For more information, contact Taylor Dwyer, Curator of Feuchtwanger Memorial Library, USC Special Collections.


De spectris, lemuribus et magnis, atque insulitis fragoribus, variisque praesagitionibus, quae plerunque obitum hominum, magnas clades, mutationesque imperiorum praecedunt, liber unus. In tres partes distributes. Omnibus veritatis studiosis summe utilis.

Ludg. Batav. Apud Jordanum Luchtmans, Bibliopolae, 1687
USC Special Collections BF1445.L38 1687

De spectris was one of the most frequently printed and translated Protestant texts dealing with the supernatural in the early modern era. The Zwinglian theologian Ludwig Lavater (1527-1586) wrote De spectris to provide rational and theological explanations for the era’s superstitions. Lavater dismissed ghostly apparitions as misunderstood natural or psychological phenomena or as deceptions of the devil in line with Reformation theology. USC’s copy of De spectris belongs to the Feuchtwanger Memorial Library.

For more information, contact Derek Christian Quezada Meneses, Rare Books Librarian, USC Special Collections.
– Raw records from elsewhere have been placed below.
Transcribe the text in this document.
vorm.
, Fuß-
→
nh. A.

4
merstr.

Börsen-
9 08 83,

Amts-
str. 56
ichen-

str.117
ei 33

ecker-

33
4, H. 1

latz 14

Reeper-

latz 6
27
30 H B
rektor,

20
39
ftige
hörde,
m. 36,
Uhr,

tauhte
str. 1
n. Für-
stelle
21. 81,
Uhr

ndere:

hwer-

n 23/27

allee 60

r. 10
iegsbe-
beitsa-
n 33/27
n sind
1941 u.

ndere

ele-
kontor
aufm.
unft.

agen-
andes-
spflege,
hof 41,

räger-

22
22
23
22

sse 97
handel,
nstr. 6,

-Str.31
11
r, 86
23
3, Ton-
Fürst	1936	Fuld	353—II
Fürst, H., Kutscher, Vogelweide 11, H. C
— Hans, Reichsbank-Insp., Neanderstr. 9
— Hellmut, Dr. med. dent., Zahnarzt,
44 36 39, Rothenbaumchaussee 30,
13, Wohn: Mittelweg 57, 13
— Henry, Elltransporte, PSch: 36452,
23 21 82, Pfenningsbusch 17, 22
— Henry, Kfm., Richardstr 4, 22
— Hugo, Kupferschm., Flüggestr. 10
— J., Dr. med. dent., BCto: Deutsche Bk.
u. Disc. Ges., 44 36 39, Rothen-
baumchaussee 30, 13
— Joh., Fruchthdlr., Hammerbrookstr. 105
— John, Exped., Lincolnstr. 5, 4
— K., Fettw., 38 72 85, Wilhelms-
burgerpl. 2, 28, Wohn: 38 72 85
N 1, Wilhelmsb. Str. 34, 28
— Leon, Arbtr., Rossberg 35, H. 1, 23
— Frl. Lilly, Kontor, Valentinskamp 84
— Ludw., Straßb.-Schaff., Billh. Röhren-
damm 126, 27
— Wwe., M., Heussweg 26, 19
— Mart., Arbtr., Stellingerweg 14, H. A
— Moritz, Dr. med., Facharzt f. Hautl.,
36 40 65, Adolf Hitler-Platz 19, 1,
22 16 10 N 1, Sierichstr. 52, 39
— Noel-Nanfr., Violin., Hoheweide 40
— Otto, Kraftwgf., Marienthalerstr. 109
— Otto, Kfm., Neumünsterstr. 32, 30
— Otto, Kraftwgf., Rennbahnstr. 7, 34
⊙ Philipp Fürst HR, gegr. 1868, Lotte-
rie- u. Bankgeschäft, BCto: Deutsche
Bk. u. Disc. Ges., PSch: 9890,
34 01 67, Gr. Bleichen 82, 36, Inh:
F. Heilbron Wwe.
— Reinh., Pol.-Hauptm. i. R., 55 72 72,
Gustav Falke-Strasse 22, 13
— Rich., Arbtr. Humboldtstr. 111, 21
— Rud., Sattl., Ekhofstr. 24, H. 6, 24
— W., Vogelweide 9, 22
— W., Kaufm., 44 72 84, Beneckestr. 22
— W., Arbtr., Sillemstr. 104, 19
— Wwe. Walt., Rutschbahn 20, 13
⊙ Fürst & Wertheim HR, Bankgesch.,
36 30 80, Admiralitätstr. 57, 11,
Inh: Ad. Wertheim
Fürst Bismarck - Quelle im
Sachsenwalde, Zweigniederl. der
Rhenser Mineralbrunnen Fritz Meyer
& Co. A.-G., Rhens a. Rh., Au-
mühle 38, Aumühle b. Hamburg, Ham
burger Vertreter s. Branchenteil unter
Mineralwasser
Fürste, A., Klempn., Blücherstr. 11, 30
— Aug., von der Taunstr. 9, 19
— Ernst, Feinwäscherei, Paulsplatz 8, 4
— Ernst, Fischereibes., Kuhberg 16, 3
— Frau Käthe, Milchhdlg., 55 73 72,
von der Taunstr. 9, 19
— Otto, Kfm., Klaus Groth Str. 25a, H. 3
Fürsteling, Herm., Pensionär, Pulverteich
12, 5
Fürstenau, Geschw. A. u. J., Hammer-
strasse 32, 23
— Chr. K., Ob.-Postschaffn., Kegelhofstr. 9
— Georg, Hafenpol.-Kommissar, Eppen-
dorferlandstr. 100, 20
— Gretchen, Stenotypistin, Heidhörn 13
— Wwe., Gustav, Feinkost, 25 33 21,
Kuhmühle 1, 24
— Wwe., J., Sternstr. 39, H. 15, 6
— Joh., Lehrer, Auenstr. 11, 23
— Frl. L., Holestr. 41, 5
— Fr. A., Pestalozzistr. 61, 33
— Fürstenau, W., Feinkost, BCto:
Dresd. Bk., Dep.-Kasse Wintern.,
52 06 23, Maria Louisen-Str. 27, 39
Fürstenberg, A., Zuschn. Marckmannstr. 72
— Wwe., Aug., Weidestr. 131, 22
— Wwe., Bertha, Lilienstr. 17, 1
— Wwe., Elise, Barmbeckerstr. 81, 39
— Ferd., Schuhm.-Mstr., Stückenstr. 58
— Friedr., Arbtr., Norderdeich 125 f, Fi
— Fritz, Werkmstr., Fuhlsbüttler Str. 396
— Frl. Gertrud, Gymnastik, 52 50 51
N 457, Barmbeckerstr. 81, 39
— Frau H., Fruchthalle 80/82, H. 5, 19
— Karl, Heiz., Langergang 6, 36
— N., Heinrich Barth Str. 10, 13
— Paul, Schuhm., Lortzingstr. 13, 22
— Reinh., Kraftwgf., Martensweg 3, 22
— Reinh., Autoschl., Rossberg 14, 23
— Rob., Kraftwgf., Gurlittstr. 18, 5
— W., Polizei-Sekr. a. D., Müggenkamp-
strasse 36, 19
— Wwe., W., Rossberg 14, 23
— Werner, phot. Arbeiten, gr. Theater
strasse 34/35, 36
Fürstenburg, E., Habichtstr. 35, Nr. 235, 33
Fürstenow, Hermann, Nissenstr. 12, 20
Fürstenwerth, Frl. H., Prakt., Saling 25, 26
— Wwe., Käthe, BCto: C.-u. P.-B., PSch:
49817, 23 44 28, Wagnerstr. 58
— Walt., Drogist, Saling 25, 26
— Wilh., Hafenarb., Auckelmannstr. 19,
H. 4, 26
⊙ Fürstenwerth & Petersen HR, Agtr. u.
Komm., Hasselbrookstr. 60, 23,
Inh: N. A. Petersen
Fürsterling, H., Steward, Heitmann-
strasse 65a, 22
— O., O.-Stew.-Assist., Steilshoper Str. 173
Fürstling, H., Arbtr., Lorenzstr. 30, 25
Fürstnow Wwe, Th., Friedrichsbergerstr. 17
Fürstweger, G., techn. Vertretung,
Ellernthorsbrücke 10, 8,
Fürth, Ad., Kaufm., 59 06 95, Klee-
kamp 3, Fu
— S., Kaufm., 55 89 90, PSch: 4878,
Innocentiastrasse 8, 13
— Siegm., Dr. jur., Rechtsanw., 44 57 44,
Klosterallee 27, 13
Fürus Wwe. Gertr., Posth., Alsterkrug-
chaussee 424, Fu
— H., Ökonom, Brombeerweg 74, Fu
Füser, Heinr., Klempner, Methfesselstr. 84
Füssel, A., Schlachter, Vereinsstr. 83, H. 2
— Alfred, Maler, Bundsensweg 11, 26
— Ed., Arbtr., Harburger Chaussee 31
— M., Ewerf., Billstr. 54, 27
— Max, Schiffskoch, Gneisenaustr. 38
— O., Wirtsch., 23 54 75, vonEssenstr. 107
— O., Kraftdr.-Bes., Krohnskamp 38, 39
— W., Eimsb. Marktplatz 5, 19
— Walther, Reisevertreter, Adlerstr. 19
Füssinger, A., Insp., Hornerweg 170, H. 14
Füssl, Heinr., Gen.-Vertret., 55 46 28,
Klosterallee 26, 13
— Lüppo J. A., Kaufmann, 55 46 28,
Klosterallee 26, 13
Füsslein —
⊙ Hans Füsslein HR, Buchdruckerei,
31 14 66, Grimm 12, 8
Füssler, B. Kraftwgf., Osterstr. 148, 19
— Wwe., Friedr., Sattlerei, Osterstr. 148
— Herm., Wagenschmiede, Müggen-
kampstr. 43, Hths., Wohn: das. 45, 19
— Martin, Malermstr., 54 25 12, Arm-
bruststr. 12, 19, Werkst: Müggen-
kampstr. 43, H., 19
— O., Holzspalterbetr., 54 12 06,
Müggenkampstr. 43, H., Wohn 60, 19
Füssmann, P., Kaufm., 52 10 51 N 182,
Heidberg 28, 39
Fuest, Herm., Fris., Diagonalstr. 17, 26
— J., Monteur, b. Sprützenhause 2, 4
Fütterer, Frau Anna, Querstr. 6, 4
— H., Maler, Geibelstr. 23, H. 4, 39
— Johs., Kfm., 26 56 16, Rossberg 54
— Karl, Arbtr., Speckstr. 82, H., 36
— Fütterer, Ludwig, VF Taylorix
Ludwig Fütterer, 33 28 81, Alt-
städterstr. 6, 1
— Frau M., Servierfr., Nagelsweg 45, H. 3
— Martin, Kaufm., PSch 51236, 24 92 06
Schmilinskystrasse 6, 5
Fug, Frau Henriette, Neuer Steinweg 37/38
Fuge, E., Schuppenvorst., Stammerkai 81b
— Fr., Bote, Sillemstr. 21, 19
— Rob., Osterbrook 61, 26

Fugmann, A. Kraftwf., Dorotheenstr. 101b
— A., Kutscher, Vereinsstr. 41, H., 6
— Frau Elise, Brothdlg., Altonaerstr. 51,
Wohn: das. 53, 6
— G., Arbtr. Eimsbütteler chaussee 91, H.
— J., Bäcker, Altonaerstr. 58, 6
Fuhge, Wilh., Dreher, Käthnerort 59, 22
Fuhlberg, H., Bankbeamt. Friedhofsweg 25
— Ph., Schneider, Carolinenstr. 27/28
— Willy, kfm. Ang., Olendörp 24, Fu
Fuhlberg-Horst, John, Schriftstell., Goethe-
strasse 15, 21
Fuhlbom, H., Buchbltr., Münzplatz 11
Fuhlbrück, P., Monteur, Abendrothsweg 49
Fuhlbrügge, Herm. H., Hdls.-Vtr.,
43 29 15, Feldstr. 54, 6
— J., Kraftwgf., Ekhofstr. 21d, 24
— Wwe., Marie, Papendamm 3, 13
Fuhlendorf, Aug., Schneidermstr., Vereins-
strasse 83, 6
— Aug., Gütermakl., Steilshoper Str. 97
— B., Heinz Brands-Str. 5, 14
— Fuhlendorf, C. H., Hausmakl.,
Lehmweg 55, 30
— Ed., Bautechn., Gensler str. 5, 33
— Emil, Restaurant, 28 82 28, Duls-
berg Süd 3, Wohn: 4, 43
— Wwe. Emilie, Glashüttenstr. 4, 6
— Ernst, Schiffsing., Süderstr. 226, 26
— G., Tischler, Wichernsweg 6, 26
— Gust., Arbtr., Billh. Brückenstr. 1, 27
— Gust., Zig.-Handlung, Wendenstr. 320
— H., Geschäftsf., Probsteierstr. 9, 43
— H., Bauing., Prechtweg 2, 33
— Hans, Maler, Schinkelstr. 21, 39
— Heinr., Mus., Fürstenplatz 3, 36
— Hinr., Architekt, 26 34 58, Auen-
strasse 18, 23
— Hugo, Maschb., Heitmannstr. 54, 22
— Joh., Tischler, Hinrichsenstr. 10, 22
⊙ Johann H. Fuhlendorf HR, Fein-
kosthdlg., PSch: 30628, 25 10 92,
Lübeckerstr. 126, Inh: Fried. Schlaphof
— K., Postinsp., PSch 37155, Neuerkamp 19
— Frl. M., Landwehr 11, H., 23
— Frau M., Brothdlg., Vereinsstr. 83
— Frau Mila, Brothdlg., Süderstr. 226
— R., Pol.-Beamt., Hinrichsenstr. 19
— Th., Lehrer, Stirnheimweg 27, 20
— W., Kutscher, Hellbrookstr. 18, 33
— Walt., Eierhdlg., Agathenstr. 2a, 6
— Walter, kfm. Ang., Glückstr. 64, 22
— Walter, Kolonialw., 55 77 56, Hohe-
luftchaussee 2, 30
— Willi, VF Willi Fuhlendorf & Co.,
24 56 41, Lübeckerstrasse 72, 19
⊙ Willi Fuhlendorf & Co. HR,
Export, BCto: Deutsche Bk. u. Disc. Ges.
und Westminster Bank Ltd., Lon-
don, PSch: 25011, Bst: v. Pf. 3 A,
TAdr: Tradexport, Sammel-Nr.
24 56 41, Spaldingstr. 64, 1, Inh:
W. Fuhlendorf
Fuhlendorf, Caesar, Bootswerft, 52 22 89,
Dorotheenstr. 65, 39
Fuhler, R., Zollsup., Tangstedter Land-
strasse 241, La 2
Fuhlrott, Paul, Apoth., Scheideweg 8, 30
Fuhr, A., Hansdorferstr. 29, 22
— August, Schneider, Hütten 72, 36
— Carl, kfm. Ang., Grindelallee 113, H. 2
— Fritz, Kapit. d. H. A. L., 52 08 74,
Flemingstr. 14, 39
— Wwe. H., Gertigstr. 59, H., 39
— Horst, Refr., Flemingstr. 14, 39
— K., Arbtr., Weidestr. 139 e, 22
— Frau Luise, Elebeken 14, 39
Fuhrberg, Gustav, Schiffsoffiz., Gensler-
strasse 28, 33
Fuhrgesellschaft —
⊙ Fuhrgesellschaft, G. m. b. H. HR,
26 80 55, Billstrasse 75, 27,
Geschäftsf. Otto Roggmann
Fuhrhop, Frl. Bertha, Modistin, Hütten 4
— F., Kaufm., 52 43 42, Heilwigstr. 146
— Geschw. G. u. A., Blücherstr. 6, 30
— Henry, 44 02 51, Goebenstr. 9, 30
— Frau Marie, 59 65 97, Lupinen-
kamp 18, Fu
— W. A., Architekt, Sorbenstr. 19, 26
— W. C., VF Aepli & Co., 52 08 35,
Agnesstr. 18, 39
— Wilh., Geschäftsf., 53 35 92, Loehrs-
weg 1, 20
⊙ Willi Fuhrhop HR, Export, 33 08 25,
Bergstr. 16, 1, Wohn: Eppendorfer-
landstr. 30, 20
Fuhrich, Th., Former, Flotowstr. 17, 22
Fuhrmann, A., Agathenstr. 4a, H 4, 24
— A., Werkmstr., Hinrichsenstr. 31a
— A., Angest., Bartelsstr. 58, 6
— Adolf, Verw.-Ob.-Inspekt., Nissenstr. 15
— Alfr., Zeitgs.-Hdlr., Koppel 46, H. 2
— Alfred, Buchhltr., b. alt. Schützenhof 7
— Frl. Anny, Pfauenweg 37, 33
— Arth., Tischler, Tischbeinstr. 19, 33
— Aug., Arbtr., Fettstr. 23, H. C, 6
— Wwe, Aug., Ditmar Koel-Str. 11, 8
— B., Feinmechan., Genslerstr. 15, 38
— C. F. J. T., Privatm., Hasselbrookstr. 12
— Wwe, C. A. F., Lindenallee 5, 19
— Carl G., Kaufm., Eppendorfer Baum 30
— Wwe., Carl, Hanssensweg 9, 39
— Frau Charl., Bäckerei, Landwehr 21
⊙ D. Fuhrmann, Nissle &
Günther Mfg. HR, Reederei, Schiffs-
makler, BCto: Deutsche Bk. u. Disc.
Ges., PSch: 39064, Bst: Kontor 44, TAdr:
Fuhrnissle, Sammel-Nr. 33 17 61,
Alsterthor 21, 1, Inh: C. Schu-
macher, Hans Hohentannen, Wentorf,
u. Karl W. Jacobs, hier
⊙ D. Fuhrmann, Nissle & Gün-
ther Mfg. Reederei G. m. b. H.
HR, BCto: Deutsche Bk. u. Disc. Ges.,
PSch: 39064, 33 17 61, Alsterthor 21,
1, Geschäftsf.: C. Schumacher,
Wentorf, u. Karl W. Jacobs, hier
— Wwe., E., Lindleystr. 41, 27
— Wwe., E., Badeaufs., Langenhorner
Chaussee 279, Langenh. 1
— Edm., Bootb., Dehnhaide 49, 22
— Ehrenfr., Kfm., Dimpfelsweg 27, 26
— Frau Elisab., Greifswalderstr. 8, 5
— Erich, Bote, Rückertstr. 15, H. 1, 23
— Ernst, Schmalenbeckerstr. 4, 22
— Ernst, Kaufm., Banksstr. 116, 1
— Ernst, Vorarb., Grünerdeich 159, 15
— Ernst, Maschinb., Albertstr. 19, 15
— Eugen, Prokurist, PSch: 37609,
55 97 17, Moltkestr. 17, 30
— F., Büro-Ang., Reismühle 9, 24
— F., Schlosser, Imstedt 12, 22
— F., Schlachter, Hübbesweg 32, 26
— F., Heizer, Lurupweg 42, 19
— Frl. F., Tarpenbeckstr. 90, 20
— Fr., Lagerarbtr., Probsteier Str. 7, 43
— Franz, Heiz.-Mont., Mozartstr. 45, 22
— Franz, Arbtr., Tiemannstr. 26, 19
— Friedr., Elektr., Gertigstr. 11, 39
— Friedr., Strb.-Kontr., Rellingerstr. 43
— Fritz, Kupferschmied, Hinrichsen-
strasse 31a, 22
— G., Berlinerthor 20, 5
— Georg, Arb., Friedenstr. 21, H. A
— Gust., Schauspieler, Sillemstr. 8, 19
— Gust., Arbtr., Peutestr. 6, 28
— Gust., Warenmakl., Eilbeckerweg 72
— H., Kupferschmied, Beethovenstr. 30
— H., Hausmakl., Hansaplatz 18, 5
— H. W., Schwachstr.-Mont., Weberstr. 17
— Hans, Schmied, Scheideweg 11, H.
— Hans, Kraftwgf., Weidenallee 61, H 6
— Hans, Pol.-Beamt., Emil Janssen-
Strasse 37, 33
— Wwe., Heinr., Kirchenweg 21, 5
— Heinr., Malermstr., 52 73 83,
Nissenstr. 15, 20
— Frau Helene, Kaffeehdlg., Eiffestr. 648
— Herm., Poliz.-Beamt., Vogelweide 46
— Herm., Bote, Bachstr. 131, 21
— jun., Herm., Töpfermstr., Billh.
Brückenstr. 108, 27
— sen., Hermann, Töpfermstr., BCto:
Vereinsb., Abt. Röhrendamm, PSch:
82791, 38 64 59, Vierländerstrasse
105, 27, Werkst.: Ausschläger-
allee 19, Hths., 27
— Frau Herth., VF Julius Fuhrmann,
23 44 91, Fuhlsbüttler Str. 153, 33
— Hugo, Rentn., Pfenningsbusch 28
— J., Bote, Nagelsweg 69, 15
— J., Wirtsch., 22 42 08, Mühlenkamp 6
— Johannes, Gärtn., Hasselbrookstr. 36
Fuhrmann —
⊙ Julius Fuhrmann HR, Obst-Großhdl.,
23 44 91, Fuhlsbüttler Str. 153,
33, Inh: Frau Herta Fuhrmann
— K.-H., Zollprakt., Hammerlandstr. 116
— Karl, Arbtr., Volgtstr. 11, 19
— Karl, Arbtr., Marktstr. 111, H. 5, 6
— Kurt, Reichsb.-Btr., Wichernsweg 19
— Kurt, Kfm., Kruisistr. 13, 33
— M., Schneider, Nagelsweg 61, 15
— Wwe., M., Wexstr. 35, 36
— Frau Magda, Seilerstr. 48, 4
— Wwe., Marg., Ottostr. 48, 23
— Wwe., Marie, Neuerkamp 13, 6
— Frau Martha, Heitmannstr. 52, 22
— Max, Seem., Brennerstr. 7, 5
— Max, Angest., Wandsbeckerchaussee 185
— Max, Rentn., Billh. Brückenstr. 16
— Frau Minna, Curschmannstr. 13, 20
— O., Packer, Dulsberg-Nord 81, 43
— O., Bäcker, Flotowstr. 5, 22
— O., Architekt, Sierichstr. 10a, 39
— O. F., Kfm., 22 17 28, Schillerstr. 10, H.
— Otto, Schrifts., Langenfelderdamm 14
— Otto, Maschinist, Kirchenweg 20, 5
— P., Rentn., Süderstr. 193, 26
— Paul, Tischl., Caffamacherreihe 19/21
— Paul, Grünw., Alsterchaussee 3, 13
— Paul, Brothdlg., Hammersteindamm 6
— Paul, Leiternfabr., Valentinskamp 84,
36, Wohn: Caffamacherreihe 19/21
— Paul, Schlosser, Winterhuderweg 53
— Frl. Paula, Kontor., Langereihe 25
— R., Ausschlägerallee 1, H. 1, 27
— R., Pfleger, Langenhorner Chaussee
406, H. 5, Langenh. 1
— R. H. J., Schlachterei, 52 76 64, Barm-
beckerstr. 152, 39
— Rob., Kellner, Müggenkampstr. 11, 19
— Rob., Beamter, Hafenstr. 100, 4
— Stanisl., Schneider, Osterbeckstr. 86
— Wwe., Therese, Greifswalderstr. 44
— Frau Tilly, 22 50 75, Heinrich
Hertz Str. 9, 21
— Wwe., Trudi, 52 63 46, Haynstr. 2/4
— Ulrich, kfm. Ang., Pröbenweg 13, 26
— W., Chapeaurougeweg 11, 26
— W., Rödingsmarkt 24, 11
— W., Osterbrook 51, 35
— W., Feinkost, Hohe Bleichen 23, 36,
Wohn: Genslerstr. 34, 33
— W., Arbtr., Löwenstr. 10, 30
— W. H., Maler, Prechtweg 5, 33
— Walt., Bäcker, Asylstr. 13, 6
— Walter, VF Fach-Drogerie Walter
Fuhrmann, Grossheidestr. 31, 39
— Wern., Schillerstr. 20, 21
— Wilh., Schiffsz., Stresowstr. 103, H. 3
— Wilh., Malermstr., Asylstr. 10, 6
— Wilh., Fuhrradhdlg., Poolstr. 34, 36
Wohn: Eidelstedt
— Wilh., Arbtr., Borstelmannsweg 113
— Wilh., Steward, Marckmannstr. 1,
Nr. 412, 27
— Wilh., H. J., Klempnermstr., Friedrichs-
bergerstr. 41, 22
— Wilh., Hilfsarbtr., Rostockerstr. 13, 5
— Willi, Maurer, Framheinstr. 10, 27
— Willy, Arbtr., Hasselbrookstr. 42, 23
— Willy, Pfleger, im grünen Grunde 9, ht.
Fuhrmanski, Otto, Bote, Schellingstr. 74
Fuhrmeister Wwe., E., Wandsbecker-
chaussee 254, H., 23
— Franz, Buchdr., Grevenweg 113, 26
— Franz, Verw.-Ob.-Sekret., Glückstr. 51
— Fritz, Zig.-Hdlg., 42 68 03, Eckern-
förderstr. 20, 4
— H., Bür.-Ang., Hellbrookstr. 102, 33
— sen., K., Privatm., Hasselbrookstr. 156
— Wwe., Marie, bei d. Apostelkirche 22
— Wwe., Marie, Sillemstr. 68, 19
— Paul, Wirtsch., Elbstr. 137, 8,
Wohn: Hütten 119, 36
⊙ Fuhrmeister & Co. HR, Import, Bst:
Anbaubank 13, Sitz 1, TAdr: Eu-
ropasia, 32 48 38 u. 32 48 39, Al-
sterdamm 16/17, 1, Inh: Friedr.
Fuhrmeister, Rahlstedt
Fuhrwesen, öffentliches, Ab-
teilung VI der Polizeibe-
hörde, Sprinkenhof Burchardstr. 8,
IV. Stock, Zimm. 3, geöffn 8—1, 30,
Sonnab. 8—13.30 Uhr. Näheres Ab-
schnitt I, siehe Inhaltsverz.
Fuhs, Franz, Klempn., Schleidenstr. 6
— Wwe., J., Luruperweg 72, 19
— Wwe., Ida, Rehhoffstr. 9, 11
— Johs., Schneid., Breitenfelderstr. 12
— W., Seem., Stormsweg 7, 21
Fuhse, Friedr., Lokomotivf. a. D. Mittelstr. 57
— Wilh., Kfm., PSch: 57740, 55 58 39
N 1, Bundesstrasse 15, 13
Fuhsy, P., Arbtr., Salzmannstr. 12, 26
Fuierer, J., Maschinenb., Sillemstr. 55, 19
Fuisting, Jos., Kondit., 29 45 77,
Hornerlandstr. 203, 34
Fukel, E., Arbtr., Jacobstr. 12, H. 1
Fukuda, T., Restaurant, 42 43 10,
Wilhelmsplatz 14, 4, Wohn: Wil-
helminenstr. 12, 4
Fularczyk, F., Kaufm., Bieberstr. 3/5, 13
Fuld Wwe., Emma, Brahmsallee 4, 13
Le Throsne du destin, auquel chacun peut voir sa bonne ou mauvaise fortune en jettant un, ou deux, ou trois dez communs, sur quelz points quilz se puissent recontrer.
Maître C. Coturier, Paris 1632
USC Special Collections GV1303.C68 1632

Le Throsne du destin is a seventeenth-century game book on vellum. Players cast dice to learn which of the game’s one hundred and sixty-four bawdy and scandalous fortunes – divided in half by sex (women’s fortunes on the recto side, men’s on the verso) – would be their fate. USC’s newly acquired copy of this remarkably unique manuscript includes the original bone dice necessary to play the game.